Seminar über Theorie der kondensierten Materie / TRR146 Seminar
Dec. 20, 2006 at 1:15 p.m. in MedienraumF. Schmid
friederike.schmid@uni-mainz.de
P. Virnau
virnau@uni-mainz.de
L. Stelzl
lstelzl@uni-mainz.de
1) Using single molecule spectroscopy, we show that the fluorescence lifetime trajectories of single probe molecules embedded in a glass-forming polymer melt exhibit strong fluctuations of a hopping character. Using molecular dynamics simulations targeted to explain these experimental observations, we show that the lifetime fluctuations correlate strongly with the average square displacement function of the matrix particles. The latter observable is a direct probe of the meta-basin transitions in the potential energy landscape of glass-forming liquids. We thus show here that single molecule experiments can provide detailed microscopic information on system properties that hitherto have been accessible via computer simulations only.
2) We show that recent developments of Single Molecule Spectroscopy techniques promote their uses to the in-depth study of the complex behavior of glass forming liquids. Specifically, by following the time Molecular Dynamics evolution of a single dumbbell representing the probe molecule in a coarse-grained model of a glass forming polymer melt, we provide a comprehensive analysis of various dynamic correlation functions of this single molecule.

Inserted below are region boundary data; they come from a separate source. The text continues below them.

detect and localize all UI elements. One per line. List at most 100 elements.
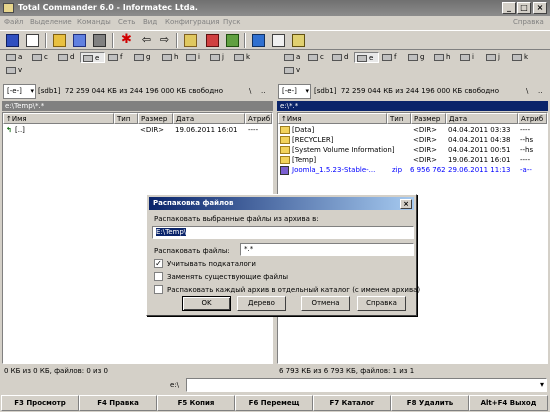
right-col-date[interactable]: Дата	[446, 113, 518, 124]
right-col-attr[interactable]: Атриб	[518, 113, 547, 124]
left-path[interactable]: e:\Temp\*.*	[2, 101, 273, 111]
alt-f4-exit-button[interactable]: Alt+F4 Выход	[469, 395, 548, 411]
right-up-button[interactable]: ..	[538, 85, 542, 98]
drive-d-right[interactable]: d	[330, 52, 348, 63]
files-mask-label: Распаковать файлы:	[154, 247, 230, 255]
left-root-button[interactable]: \	[249, 85, 251, 98]
drive-g-right[interactable]: g	[406, 52, 424, 63]
menu-start[interactable]: Пуск	[223, 16, 240, 29]
menu-commands[interactable]: Команды	[77, 16, 111, 29]
file-row[interactable]: Joomla_1.5.23-Stable-... zip 6 956 762 2…	[278, 165, 547, 175]
app-icon	[3, 3, 14, 13]
close-button[interactable]: ×	[533, 2, 547, 14]
right-path[interactable]: e:\*.*	[277, 101, 548, 111]
drive-f-left[interactable]: f	[106, 52, 122, 63]
dialog-titlebar[interactable]: Распаковка файлов ×	[149, 197, 414, 210]
left-col-size[interactable]: Размер	[138, 113, 173, 124]
dialog-title: Распаковка файлов	[153, 199, 234, 207]
right-root-button[interactable]: \	[526, 85, 528, 98]
right-drive-select[interactable]: [-e-] ▾	[278, 84, 311, 99]
tree-button[interactable]: Дерево	[237, 296, 286, 311]
menu-help[interactable]: Справка	[513, 16, 544, 29]
find-files-icon[interactable]	[252, 34, 265, 47]
files-mask-input[interactable]: *.*	[240, 243, 414, 256]
invert-selection-icon[interactable]	[93, 34, 106, 47]
drive-c-right[interactable]: c	[306, 52, 324, 63]
ftp-icon[interactable]	[206, 34, 219, 47]
right-col-size[interactable]: Размер	[411, 113, 446, 124]
destination-input[interactable]: E:\Temp\	[152, 226, 414, 239]
forward-arrow-icon[interactable]: ⇨	[158, 34, 171, 47]
menu-view[interactable]: Вид	[143, 16, 157, 29]
left-up-button[interactable]: ..	[261, 85, 265, 98]
toolbar: ✱ ⇦ ⇨	[0, 30, 550, 50]
f6-move-button[interactable]: F6 Перемещ	[235, 395, 313, 411]
dropdown-arrow-icon[interactable]: ▾	[540, 380, 544, 390]
file-row[interactable]: [System Volume Information] <DIR> 04.04.…	[278, 145, 547, 155]
drive-j-left[interactable]: j	[208, 52, 224, 63]
subdirs-checkbox[interactable]: ✓	[154, 259, 163, 268]
f3-view-button[interactable]: F3 Просмотр	[1, 395, 79, 411]
right-col-type[interactable]: Тип	[387, 113, 411, 124]
drive-d-left[interactable]: d	[56, 52, 74, 63]
menu-select[interactable]: Выделение	[30, 16, 72, 29]
drive-g-left[interactable]: g	[132, 52, 150, 63]
multi-rename-icon[interactable]	[272, 34, 285, 47]
drive-h-left[interactable]: h	[160, 52, 178, 63]
refresh-icon[interactable]	[6, 34, 19, 47]
menu-configuration[interactable]: Конфигурация	[165, 16, 219, 29]
drive-i-left[interactable]: i	[184, 52, 200, 63]
f5-copy-button[interactable]: F5 Копия	[157, 395, 235, 411]
menu-network[interactable]: Сеть	[118, 16, 135, 29]
f8-delete-button[interactable]: F8 Удалить	[391, 395, 469, 411]
drive-i-right[interactable]: i	[458, 52, 474, 63]
drive-e-left[interactable]: e	[80, 52, 105, 63]
left-drive-select[interactable]: [-e-] ▾	[3, 84, 36, 99]
f4-edit-button[interactable]: F4 Правка	[79, 395, 157, 411]
left-col-type[interactable]: Тип	[114, 113, 138, 124]
f7-mkdir-button[interactable]: F7 Каталог	[313, 395, 391, 411]
menu-file[interactable]: Файл	[4, 16, 23, 29]
drive-h-right[interactable]: h	[432, 52, 450, 63]
subdirs-label: Учитывать подкаталоги	[167, 260, 256, 268]
separate-dir-checkbox[interactable]	[154, 285, 163, 294]
drive-k-left[interactable]: k	[232, 52, 250, 63]
drive-a-left[interactable]: a	[4, 52, 22, 63]
drive-v-left[interactable]: v	[4, 65, 22, 76]
pack-icon[interactable]	[184, 34, 197, 47]
right-col-name[interactable]: ↑Имя	[278, 113, 387, 124]
drive-j-right[interactable]: j	[484, 52, 500, 63]
sort-icon[interactable]	[73, 34, 86, 47]
cancel-button[interactable]: Отмена	[301, 296, 350, 311]
drive-f-right[interactable]: f	[380, 52, 396, 63]
file-row[interactable]: [RECYCLER] <DIR> 04.04.2011 04:38 --hs	[278, 135, 547, 145]
file-row[interactable]: [Temp] <DIR> 19.06.2011 16:01 ----	[278, 155, 547, 165]
maximize-button[interactable]: □	[517, 2, 531, 14]
drive-c-left[interactable]: c	[30, 52, 48, 63]
back-arrow-icon[interactable]: ⇦	[140, 34, 153, 47]
left-col-attr[interactable]: Атриб	[245, 113, 272, 124]
folder-icon	[280, 156, 290, 164]
function-key-bar: F3 Просмотр F4 Правка F5 Копия F6 Переме…	[0, 394, 550, 412]
drive-v-right[interactable]: v	[282, 65, 300, 76]
url-icon[interactable]	[226, 34, 239, 47]
asterisk-icon[interactable]: ✱	[120, 33, 133, 47]
left-col-date[interactable]: Дата	[173, 113, 245, 124]
toolbar-separator	[176, 33, 178, 48]
brief-view-icon[interactable]	[26, 34, 39, 47]
minimize-button[interactable]: _	[502, 2, 516, 14]
left-col-name[interactable]: ↑Имя	[3, 113, 114, 124]
overwrite-checkbox[interactable]	[154, 272, 163, 281]
help-button[interactable]: Справка	[357, 296, 406, 311]
drive-k-right[interactable]: k	[510, 52, 528, 63]
ok-button[interactable]: OK	[182, 296, 231, 311]
drive-e-right[interactable]: e	[354, 52, 379, 63]
tree-icon[interactable]	[53, 34, 66, 47]
notepad-icon[interactable]	[292, 34, 305, 47]
dialog-close-button[interactable]: ×	[400, 199, 412, 209]
window-titlebar[interactable]: Total Commander 6.0 - Informatec Ltda. _…	[0, 0, 550, 16]
command-line-input[interactable]: ▾	[186, 378, 547, 392]
drive-a-right[interactable]: a	[282, 52, 300, 63]
file-row[interactable]: [Data] <DIR> 04.04.2011 03:33 ----	[278, 125, 547, 135]
file-row[interactable]: ↰ [..] <DIR> 19.06.2011 16:01 ----	[3, 125, 272, 135]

The orientational time correlation functions of different rank l exhibit a stretching behavior depending both on l and on temperature. Furthermore, although the time-temperature superposition principle is violated in case l = 4, the correlation function relaxes on the same time scale as that of the incoherent intermediate scattering function, both types of relaxation times following nevertheless the same mode-coupling power law as do the the bulk melt. These results shed light on a recent debate concerning the origin of non-exponentially decaying orientational correlation functions of single molecules. They also suggest strongly that single molecule measurement can provide very detailed informations on the local motion mechanisms leading to the glass transition, allowing one to probe very specific features of the mode coupling theory.